Film critics are supposed to be passionate, but Variety's John Anderson actually came to blows with film publicist Jeff Dowd in 2009 after a disagreement in a coffeehouse parking lot over the artistic merit of documentary Dirt! The Movie. "I go into the restaurant and John is sitting at a table," recalls Dowd (who, incidentally, is widely believed to be the inspiration for The Dude in The Big Lebowski). "He comes around the table and throws a right-hand cross, then a right-hand jab to my nose. He's fast. He used to be a boxer. But I'm a wrestler. He barely rocked me."
Variety and THR both got into Sundance scrapes in 2000. First, Variety's Dan Cox was arrested for disorderly conduct after he couldn't get into a CAA party. Then, THR's critic Kirk Honeycutt nearly got into fisticuffs with Courtney Love, after Love grabbed his wife's camera and threw it to the ground. Honeycutt and Love reportedly made up afterward.
The elusive British graffiti artist visited Sundance in 2010, and left masterpieces everywhere.
Kurt & Courtney, Nick Broomfield's documentary about the death of Kurt Cobain, got pulled from the 1998 festival after Courtney Love threatened to sue.

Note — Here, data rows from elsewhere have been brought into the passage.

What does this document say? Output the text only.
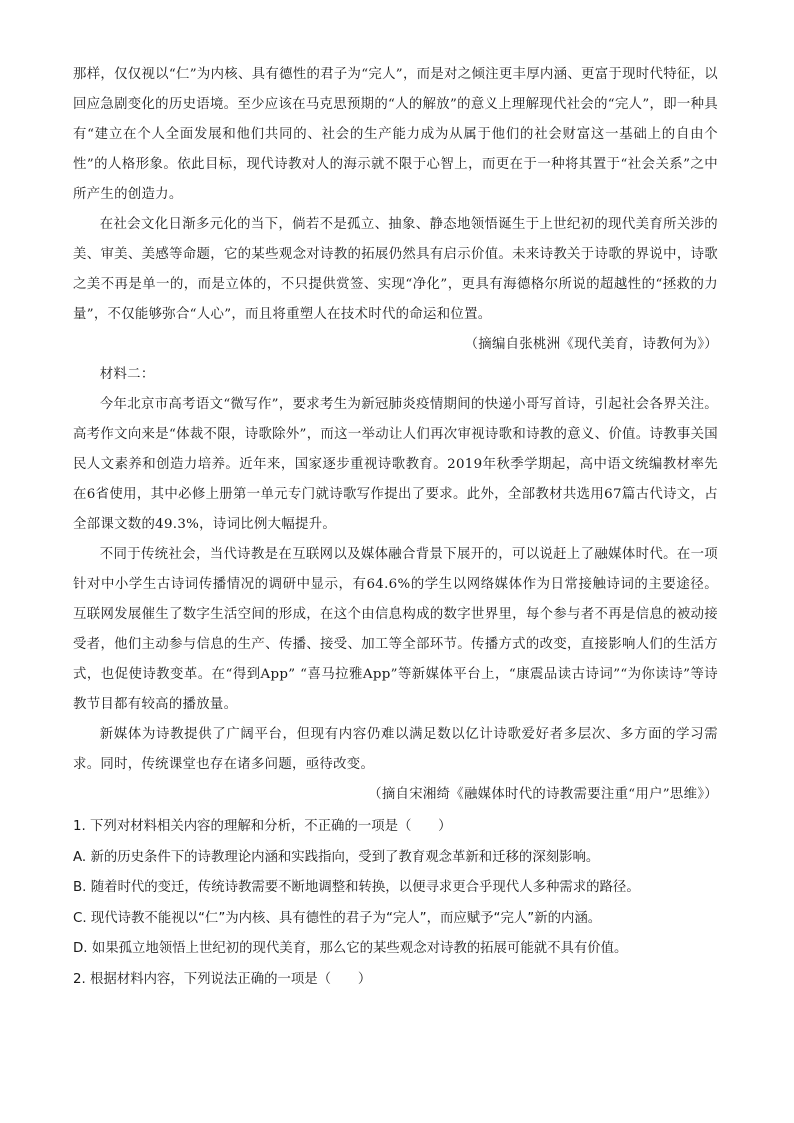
那样，仅仅视以“仁”为内核、具有德性的君子为“完人”，而是对之倾注更丰厚内涵、更富于现时代特征，以回应急剧变化的历史语境。至少应该在马克思预期的“人的解放”的意义上理解现代社会的“完人”，即一种具有“建立在个人全面发展和他们共同的、社会的生产能力成为从属于他们的社会财富这一基础上的自由个性”的人格形象。依此目标，现代诗教对人的海示就不限于心智上，而更在于一种将其置于“社会关系”之中所产生的创造力。

在社会文化日渐多元化的当下，倘若不是孤立、抽象、静态地领悟诞生于上世纪初的现代美育所关涉的美、审美、美感等命题，它的某些观念对诗教的拓展仍然具有启示价值。未来诗教关于诗歌的界说中，诗歌之美不再是单一的，而是立体的，不只提供赏签、实现“净化”，更具有海德格尔所说的超越性的“拯救的力量”，不仅能够弥合“人心”，而且将重塑人在技术时代的命运和位置。

（摘编自张桃洲《现代美育，诗教何为》）

材料二：

今年北京市高考语文“微写作”，要求考生为新冠肺炎疫情期间的快递小哥写首诗，引起社会各界关注。高考作文向来是“体裁不限，诗歌除外”，而这一举动让人们再次审视诗歌和诗教的意义、价值。诗教事关国民人文素养和创造力培养。近年来，国家逐步重视诗歌教育。2019年秋季学期起，高中语文统编教材率先在6省使用，其中必修上册第一单元专门就诗歌写作提出了要求。此外，全部教材共选用67篇古代诗文，占全部课文数的49.3%，诗词比例大幅提升。

不同于传统社会，当代诗教是在互联网以及媒体融合背景下展开的，可以说赶上了融媒体时代。在一项针对中小学生古诗词传播情况的调研中显示，有64.6%的学生以网络媒体作为日常接触诗词的主要途径。互联网发展催生了数字生活空间的形成，在这个由信息构成的数字世界里，每个参与者不再是信息的被动接受者，他们主动参与信息的生产、传播、接受、加工等全部环节。传播方式的改变，直接影响人们的生活方式，也促使诗教变革。在“得到App” “喜马拉雅App”等新媒体平台上，“康震品读古诗词”“为你读诗”等诗教节目都有较高的播放量。

新媒体为诗教提供了广阔平台，但现有内容仍难以满足数以亿计诗歌爱好者多层次、多方面的学习需求。同时，传统课堂也存在诸多问题，亟待改变。

（摘自宋湘绮《融媒体时代的诗教需要注重“用户”思维》）

1. 下列对材料相关内容的理解和分析，不正确的一项是（　　）

A. 新的历史条件下的诗教理论内涵和实践指向，受到了教育观念革新和迁移的深刻影响。

B. 随着时代的变迁，传统诗教需要不断地调整和转换，以便寻求更合乎现代人多种需求的路径。

C. 现代诗教不能视以“仁”为内核、具有德性的君子为“完人”，而应赋予“完人”新的内涵。

D. 如果孤立地领悟上世纪初的现代美育，那么它的某些观念对诗教的拓展可能就不具有价值。

2. 根据材料内容，下列说法正确的一项是（　　）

A 2004 filing for $10 million by Napoleon Dynamite's producers over the contracts signed at Sundance with Fox Searchlight was among the fest's biggest legal battles.
Michael Keaton's failure to appear at the 2008 Sundance screening of The Merry Gentleman sparked a lawsuit.
No fewer than four lawsuits were filed over 2009's Grand Jury Prize-winning drama Precious, between The Weinstein Co. and Lionsgate over disputed North American rights.
One of Sundance's biggest legal disputes includes a defamation suit filed by real estate mogul David Siegel just before the 2012 festival screening of The Queen of Versailles, a documentary about his life that filmmakers were billing as a "rags-to-riches-to-rags story."
A branding agency called Hype Creative Agency filed an $11 million suit in 2012 over an event that never took place at Robert Redford's Park City restaurant, Zoom.
To promote his movie Egypt Through the Glass Shop (which wasn't even screening at Sundance), filmmaker Next Anyextee took a camel ride through Park City in 2013. Police cited him for obstructing traffic.
Among Sundance's biggest bombs, Hamlet 2 (2008) was bought for $10 million, and made $4.8 million at the box office.